We each share a look.

“How do you think this is gonna go down?” I ask.

Brander bites his lip. “Not good. She’ll probably ask us to fund the entire removal process.”

“Which we can’t do,” Match says.

The circumstances aren’t pleasant, but I’d be lying if I said it doesn’t please me knowing she’s walking around with my name on her ass.

Removing the tattoo would break a Venom Vultures code of conduct.

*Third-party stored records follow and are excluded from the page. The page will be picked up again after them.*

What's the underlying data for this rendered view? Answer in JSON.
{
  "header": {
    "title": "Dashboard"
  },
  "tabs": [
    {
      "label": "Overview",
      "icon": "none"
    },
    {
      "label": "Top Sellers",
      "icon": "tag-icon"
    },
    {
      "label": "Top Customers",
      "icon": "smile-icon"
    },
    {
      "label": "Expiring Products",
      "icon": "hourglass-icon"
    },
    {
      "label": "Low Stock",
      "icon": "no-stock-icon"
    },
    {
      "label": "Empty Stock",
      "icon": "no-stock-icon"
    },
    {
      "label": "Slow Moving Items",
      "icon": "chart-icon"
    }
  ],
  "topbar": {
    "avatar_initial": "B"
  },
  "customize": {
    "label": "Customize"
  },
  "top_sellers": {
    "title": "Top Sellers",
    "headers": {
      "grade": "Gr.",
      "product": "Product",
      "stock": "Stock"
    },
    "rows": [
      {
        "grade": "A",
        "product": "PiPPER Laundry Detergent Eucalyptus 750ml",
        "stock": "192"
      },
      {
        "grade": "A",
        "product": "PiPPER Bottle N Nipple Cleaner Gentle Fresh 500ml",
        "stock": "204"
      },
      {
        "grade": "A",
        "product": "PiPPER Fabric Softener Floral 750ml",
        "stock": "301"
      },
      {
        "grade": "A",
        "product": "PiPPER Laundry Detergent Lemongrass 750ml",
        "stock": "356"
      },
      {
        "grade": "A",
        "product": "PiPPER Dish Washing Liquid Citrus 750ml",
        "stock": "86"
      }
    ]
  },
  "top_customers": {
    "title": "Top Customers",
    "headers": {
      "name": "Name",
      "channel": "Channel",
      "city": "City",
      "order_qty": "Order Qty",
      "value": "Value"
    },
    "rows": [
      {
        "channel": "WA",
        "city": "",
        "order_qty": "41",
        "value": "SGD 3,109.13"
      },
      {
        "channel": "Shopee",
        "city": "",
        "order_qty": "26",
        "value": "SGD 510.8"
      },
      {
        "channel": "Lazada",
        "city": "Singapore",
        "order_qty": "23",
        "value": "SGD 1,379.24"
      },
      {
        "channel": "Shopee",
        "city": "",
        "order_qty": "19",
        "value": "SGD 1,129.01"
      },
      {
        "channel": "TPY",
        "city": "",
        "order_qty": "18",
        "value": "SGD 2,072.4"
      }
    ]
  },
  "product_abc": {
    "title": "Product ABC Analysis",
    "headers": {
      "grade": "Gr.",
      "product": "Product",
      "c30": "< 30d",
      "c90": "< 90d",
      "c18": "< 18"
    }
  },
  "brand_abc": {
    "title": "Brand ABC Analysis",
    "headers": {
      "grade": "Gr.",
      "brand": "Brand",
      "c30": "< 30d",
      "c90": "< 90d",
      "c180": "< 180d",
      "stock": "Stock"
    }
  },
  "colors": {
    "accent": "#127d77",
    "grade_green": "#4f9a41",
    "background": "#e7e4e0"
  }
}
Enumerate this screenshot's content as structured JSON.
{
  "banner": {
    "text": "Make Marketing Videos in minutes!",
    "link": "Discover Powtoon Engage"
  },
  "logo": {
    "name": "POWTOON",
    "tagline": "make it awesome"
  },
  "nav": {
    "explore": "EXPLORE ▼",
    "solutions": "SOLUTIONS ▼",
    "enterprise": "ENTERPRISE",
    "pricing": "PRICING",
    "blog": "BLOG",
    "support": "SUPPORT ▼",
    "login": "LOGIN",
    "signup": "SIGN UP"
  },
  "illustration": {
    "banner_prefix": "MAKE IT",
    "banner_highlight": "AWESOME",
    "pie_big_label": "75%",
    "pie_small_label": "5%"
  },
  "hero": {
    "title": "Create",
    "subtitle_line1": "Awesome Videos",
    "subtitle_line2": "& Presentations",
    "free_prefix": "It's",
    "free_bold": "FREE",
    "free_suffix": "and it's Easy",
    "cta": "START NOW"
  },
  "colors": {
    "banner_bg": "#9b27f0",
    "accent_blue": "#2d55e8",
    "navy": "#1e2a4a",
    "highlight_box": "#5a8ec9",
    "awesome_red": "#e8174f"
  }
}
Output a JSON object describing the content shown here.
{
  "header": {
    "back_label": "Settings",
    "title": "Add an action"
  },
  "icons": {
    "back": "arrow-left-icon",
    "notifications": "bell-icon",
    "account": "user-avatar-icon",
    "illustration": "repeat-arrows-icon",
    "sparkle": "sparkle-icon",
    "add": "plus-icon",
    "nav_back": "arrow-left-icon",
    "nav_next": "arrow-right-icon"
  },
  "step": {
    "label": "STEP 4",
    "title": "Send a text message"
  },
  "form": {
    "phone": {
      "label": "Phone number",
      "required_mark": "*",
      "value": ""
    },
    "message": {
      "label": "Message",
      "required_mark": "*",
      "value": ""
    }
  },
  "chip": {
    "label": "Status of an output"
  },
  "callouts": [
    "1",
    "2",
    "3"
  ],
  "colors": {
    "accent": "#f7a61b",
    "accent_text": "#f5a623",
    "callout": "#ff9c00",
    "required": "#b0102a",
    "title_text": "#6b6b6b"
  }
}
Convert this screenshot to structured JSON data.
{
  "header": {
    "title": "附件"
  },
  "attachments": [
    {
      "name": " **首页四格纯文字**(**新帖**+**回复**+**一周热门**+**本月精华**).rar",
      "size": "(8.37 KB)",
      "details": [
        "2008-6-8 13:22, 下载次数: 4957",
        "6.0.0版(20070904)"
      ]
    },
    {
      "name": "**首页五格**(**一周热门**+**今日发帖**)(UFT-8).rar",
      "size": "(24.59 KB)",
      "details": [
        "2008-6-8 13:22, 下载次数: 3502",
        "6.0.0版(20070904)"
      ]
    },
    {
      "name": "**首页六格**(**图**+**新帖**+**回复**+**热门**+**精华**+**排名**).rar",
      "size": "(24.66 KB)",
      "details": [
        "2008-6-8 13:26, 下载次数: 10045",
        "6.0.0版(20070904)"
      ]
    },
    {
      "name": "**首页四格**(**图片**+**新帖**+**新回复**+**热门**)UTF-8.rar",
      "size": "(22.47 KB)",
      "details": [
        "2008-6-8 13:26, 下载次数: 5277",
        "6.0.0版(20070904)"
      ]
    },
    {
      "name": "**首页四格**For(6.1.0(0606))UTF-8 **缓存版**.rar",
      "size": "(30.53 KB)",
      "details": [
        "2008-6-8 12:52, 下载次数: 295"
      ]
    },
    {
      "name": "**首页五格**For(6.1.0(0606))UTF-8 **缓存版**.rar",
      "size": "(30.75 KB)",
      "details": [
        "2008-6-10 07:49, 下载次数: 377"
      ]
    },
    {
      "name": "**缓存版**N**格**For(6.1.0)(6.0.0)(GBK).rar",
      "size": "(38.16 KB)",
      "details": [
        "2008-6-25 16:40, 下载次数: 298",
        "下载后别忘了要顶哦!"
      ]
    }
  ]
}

Tattoos can never be removed, especially the ones we give to women. It binds us together for the rest of our lives. Even if we enact an annulment, the tattoo ties us all to her in holy matrimony forevermore. It’s even more important than the ridiculously expensive ring we all paid for her to wear last night, because rings can be lost—tattoos can’t. Not unless the person attached to it is.

And under our protection, Alice will never be lost.

“What are we gonna say to her?” I ask Match.

For once in his life, he shrugs. “I dunno. I just guess we hear her out.”

We finish off our drinks and exit the club, returning to the blinding daylight outside. Sunlight is the starkest reminder that reality still exists. It always will.

I hop onto my motorcycle and adjust my eyes to the bright, sunny outdoors.

Fresh air and howling wind will bring me back to the reality that I married a bachelorette, and that I’m about to receive a mouthful from the woman who now has my name stamped on her ass.

But no matter how fast I ride, reality doesn’t crash.

Alice’s anger doesn’t faze me—my heart’s too busy thumping with excitement at the thought of getting to see her again. It doesn’t matter if she chains me to my own doctor’s bed and makes me eat my own intestines. The girl moves something unexplainable in my chest that no word in the English dictionary can describe.